On 5 June 1982, the first championships took place in Budapest (birthplace of the cube). There were 19 competitors. Minh Thai (a US competitor) won the competition solving the cube in 22.95 seconds. There is a competition every two years. In 2017 Paris hosted it and American Max Park won with a solve time of 6.85 seconds. Despite this impressive winning time, the world record solve time is 4.69 seconds. The record holder is American Patrick Ponce who set it on 2 September 2017.
The name for those obsessed with solving the cube – Cubaholics.
It is amusing to listen to today’s parents complaining about their offspring’s obsession with games their phones when they too were addicted to the Rubik’s Cube themselves as youngsters.

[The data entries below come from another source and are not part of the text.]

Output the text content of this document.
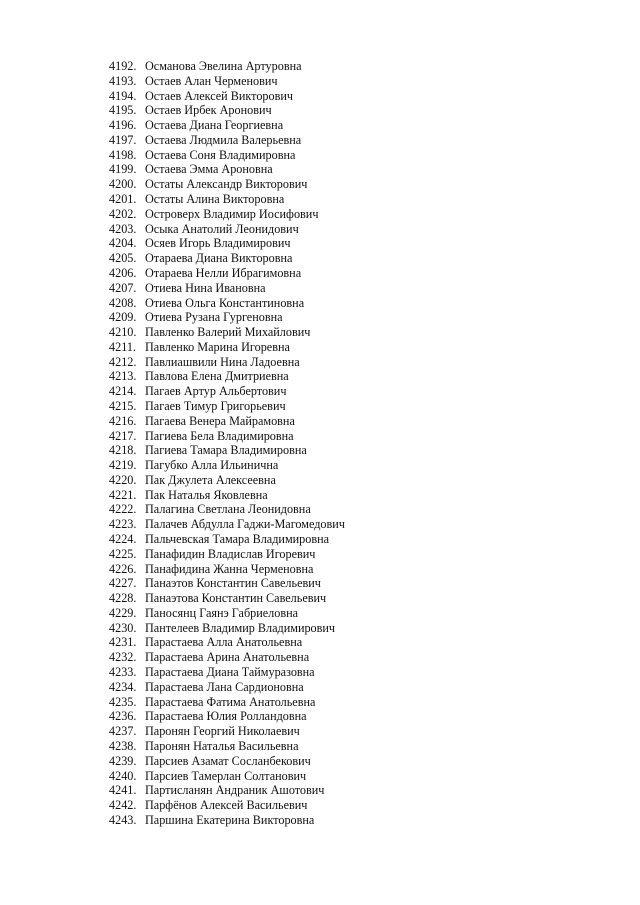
4192. Османова Эвелина Артуровна
4193. Остаев Алан Черменович
4194. Остаев Алексей Викторович
4195. Остаев Ирбек Аронович
4196. Остаева Диана Георгиевна
4197. Остаева Людмила Валерьевна
4198. Остаева Соня Владимировна
4199. Остаева Эмма Ароновна
4200. Остаты Александр Викторович
4201. Остаты Алина Викторовна
4202. Островерх Владимир Иосифович
4203. Осыка Анатолий Леонидович
4204. Осяев Игорь Владимирович
4205. Отараева Диана Викторовна
4206. Отараева Нелли Ибрагимовна
4207. Отиева Нина Ивановна
4208. Отиева Ольга Константиновна
4209. Отиева Рузана Гургеновна
4210. Павленко Валерий Михайлович
4211. Павленко Марина Игоревна
4212. Павлиашвили Нина Ладоевна
4213. Павлова Елена Дмитриевна
4214. Пагаев Артур Альбертович
4215. Пагаев Тимур Григорьевич
4216. Пагаева Венера Майрамовна
4217. Пагиева Бела Владимировна
4218. Пагиева Тамара Владимировна
4219. Пагубко Алла Ильинична
4220. Пак Джулета Алексеевна
4221. Пак Наталья Яковлевна
4222. Палагина Светлана Леонидовна
4223. Палачев Абдулла Гаджи-Магомедович
4224. Пальчевская Тамара Владимировна
4225. Панафидин Владислав Игоревич
4226. Панафидина Жанна Черменовна
4227. Панаэтов Константин Савельевич
4228. Панаэтова Константин Савельевич
4229. Паносянц Гаянэ Габриеловна
4230. Пантелеев Владимир Владимирович
4231. Парастаева Алла Анатольевна
4232. Парастаева Арина Анатольевна
4233. Парастаева Диана Таймуразовна
4234. Парастаева Лана Сардионовна
4235. Парастаева Фатима Анатольевна
4236. Парастаева Юлия Ролландовна
4237. Паронян Георгий Николаевич
4238. Паронян Наталья Васильевна
4239. Парсиев Азамат Сосланбекович
4240. Парсиев Тамерлан Солтанович
4241. Партисланян Андраник Ашотович
4242. Парфёнов Алексей Васильевич
4243. Паршина Екатерина Викторовна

Cubaholism is an addictive compulsion to keep on trying to solve the cube. Many people can spend hours with the cube trying to solve it. They are unable to put it down because they believe that within the next few moves they’ll have solved it. The Cubaholic phenomenon formed the basis for an intriguing television documentary.
Speed cubing is an actual thing!
Speed cubing is a ‘sport’ where people try to solve the Rubik’s cube as quickly as possible. Many speed cubers add in challenges to spice the game up. For instance, some speed cubers use only their feet to solve the cube. There are speed cubers who solve the cube underwater or during a freefall after jumping from a plane! Another inventive speed cuber solves the cube while performing one-handed push-ups. Yet another does it blindfolded. Participants seek style points in addition to speed skills.
Statistically, less than 5.8% of the world’s total population can solve the cube.
Amongst this small number of people is a Chinese toddler seen solving the cube in under two minutes on a Youtube video. A 13-year-old boy wrote a bestselling book outlining strategies for solving the cube. The 1981 book, You Can Do The Cube written by Patrick Bossert, sold over 1.5 million copies. This shows just how desperate people were to be able to solve the cube and claim the honor of being one of the select few who could do it.
The Rubik’s cube inspired Rubik’s Cubism.
Cubist art was a well-established art technique before the Rubik’s Cube’s entry to the market. However, the cube allowed for a new branch of Cubism. It involved using solved Rubik’s Cubes to create mosaic artworks. Josh Chalom used 4000 cubes in 2009 to recreate Leonardo Da Vinci’s The Last Supper. He used 9000 cubes to recreate Michaelangelo’s Hand of God. Given the expense of the Rubik’s Cube, Chalom used counterfeit cubes purchased for a dollar each to create his masterpieces.
There are over 43 quintillion possible permutations on a Rubik’s cube.
In fact, the exact number is 43,252,003,274,489,856,000 possible configurations. It would take one 1.4 trillion years to go through all the permutations if you turned the cube every second. That’s as close to infinite as you can get. The huge number of permutations is what makes the Rubik’s Cube one of the most challenging and frustrating puzzles around. But it is also what makes the cube so highly addictive and entertaining more than 40 years on, paving the way for a whole new generation of Cubaholics!